Kataklysm - Of Ghosts And Gods

Avec une moyenne de deux ans d’intervalle entre chaque album depuis une vingtaine d’années, on peut dire que les Canadiens de Kataklysm ne chôment pas pour régaler leurs fans. Les voici qui nous reviennent avec Of Ghosts And Gods après l’excellent Waiting For The End To Come (2013), toujours chez Nuclear Blast. Grâce notamment à ce dernier, Kataklysm est désormais bien ancré dans le paysage death mélodique en se frayant un petit chemin au côté des références scandinaves du genre pour ne pas les citer.
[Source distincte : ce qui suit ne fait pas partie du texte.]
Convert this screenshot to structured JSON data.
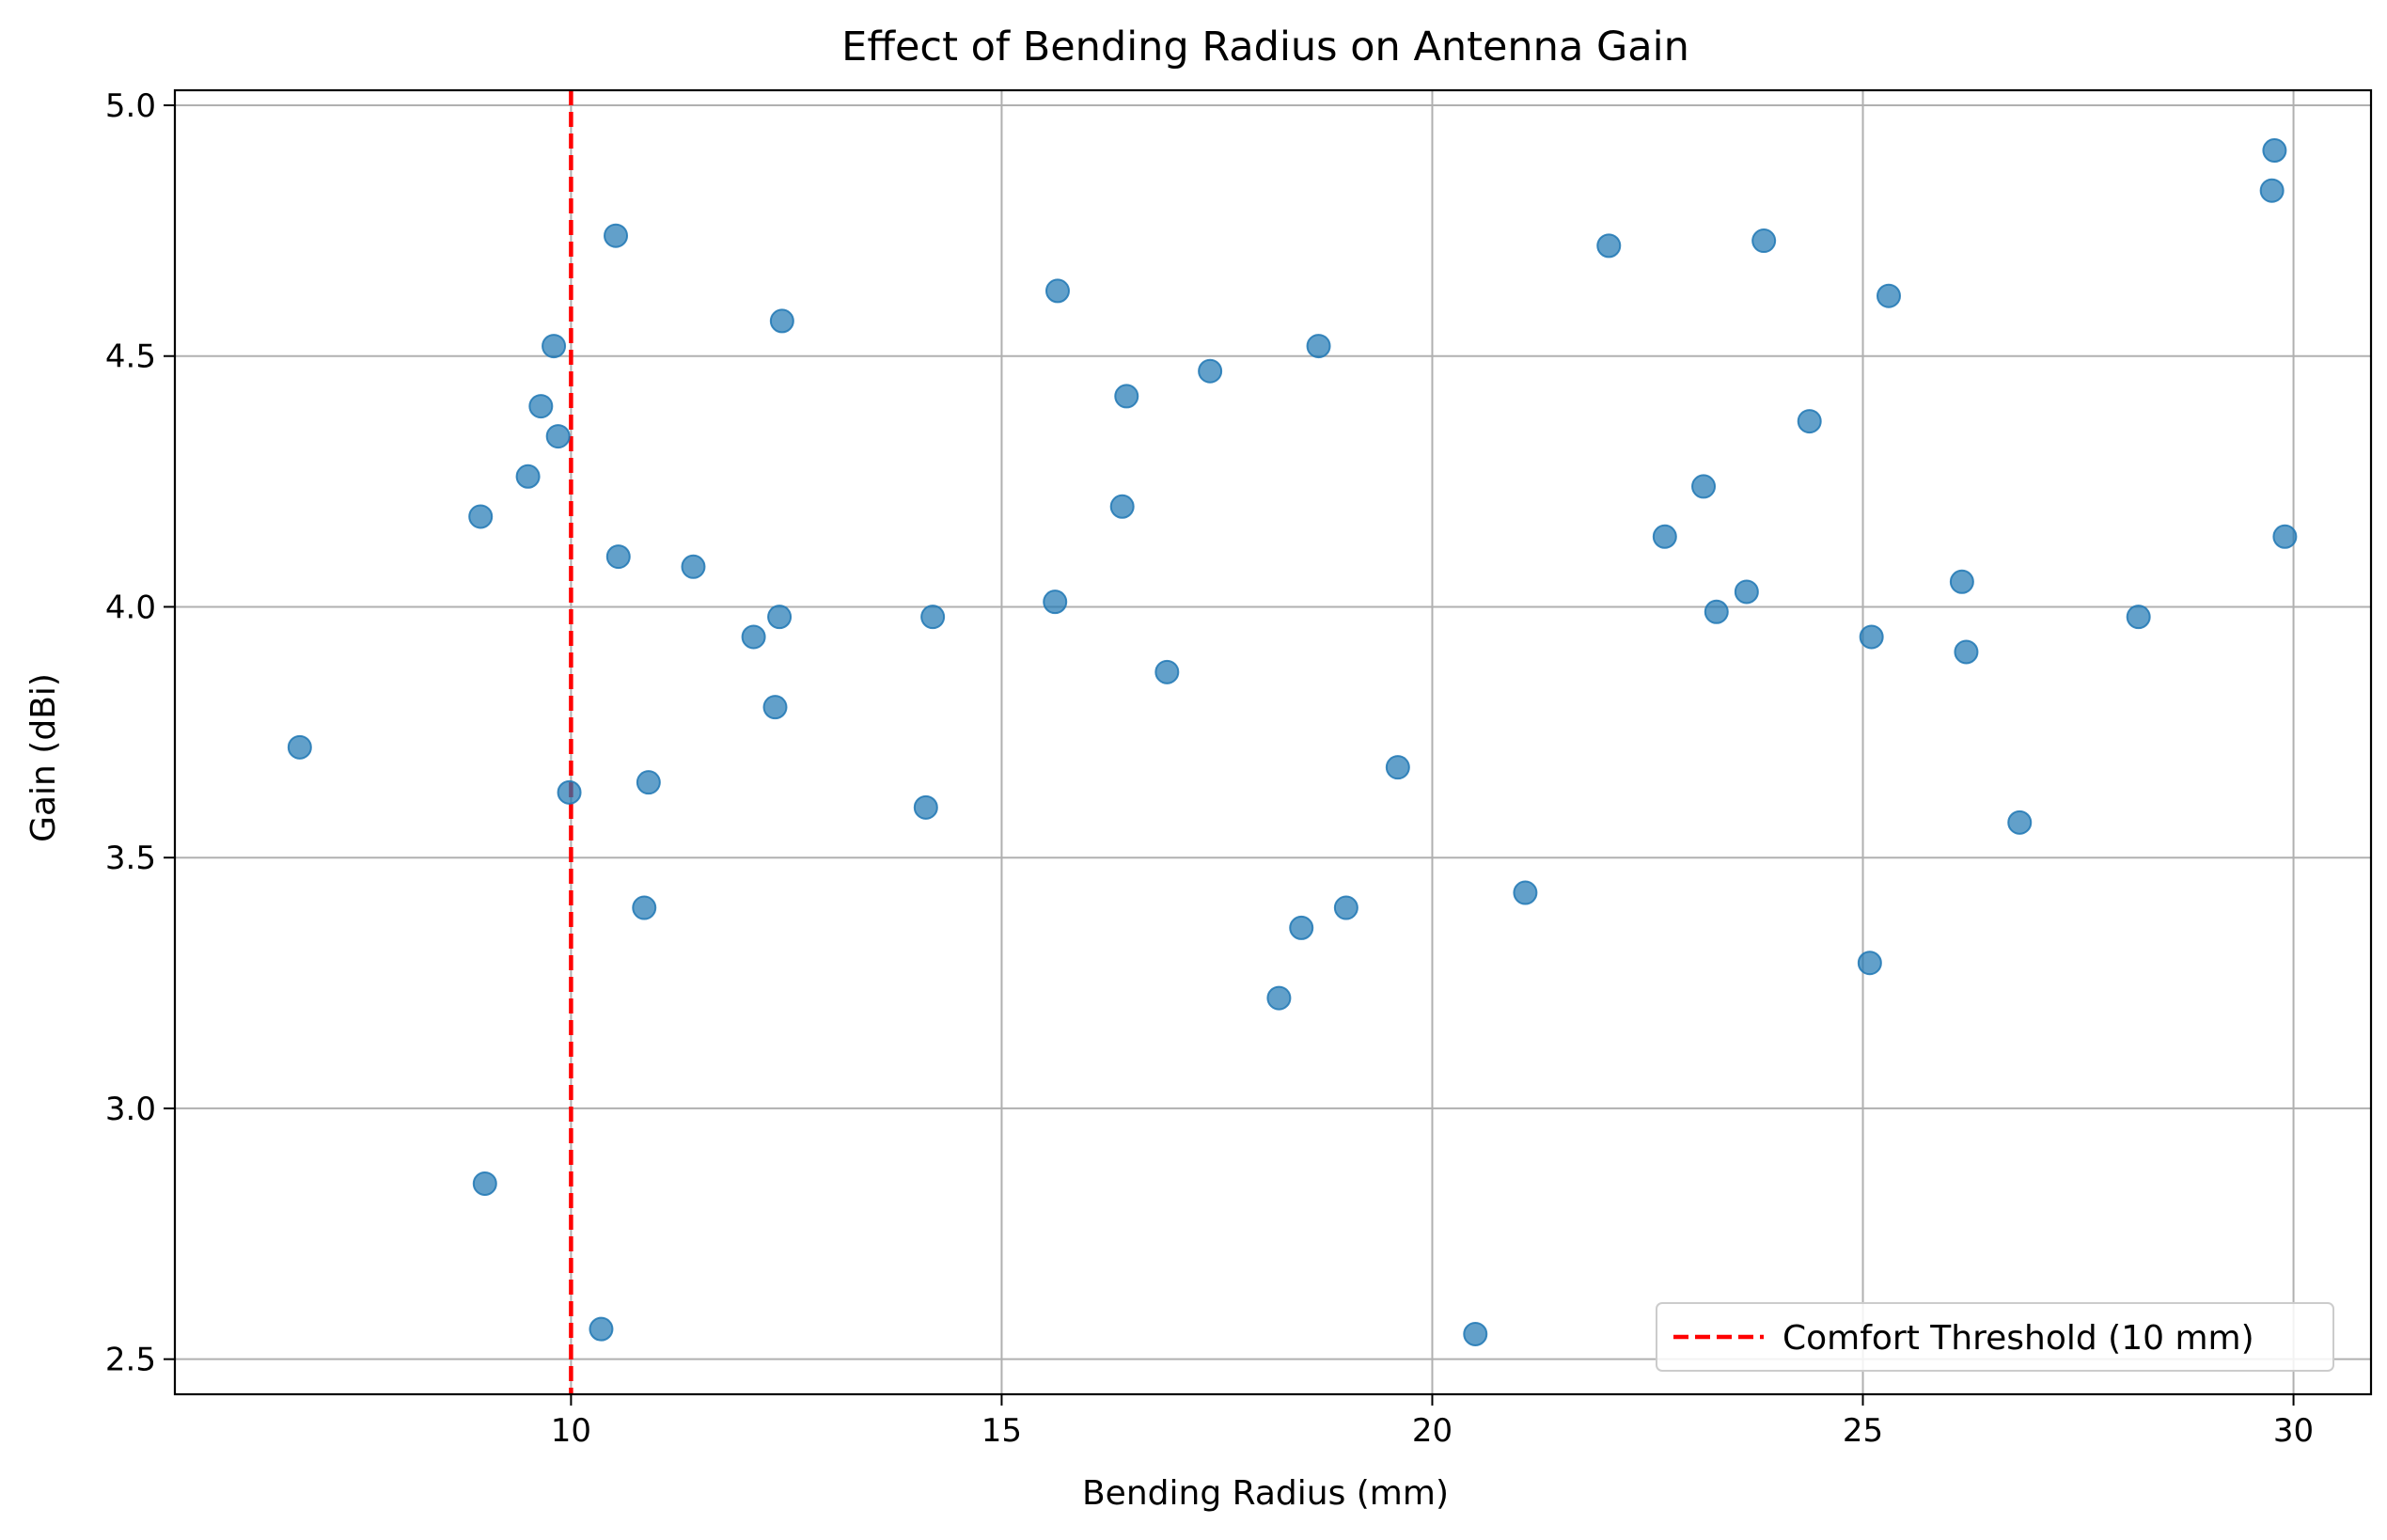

Bien décidés à asseoir leur statut laborieusement acquis, le quatuor a mis les bouchées doubles en enregistrant Of Ghosts And Gods dans trois studios différents entre Montréal, Dallas et Sanford en Floride. Pour l’artwork, Kataklysm a fait appel à un certain Surtsey (Occvlta Designs) qui ne manque d’ailleurs pas d’esthétique et bien sombre, dans la veine du Grand Morbid Funeral de Bloodbath pour dire. La production est dans l’ensemble assez convaincante. La voix de Maurizio Iacono est bien mise en évidence grâce au concours du producteur Mark Lewis (Cannibal Corpse, DevilDriver, White Chapel) pour l’enregistrement de la partie vocale. La section rythmique est tout aussi d’une excellente facture qui fait ressortir parfaitement ces sons de guitare très heavy.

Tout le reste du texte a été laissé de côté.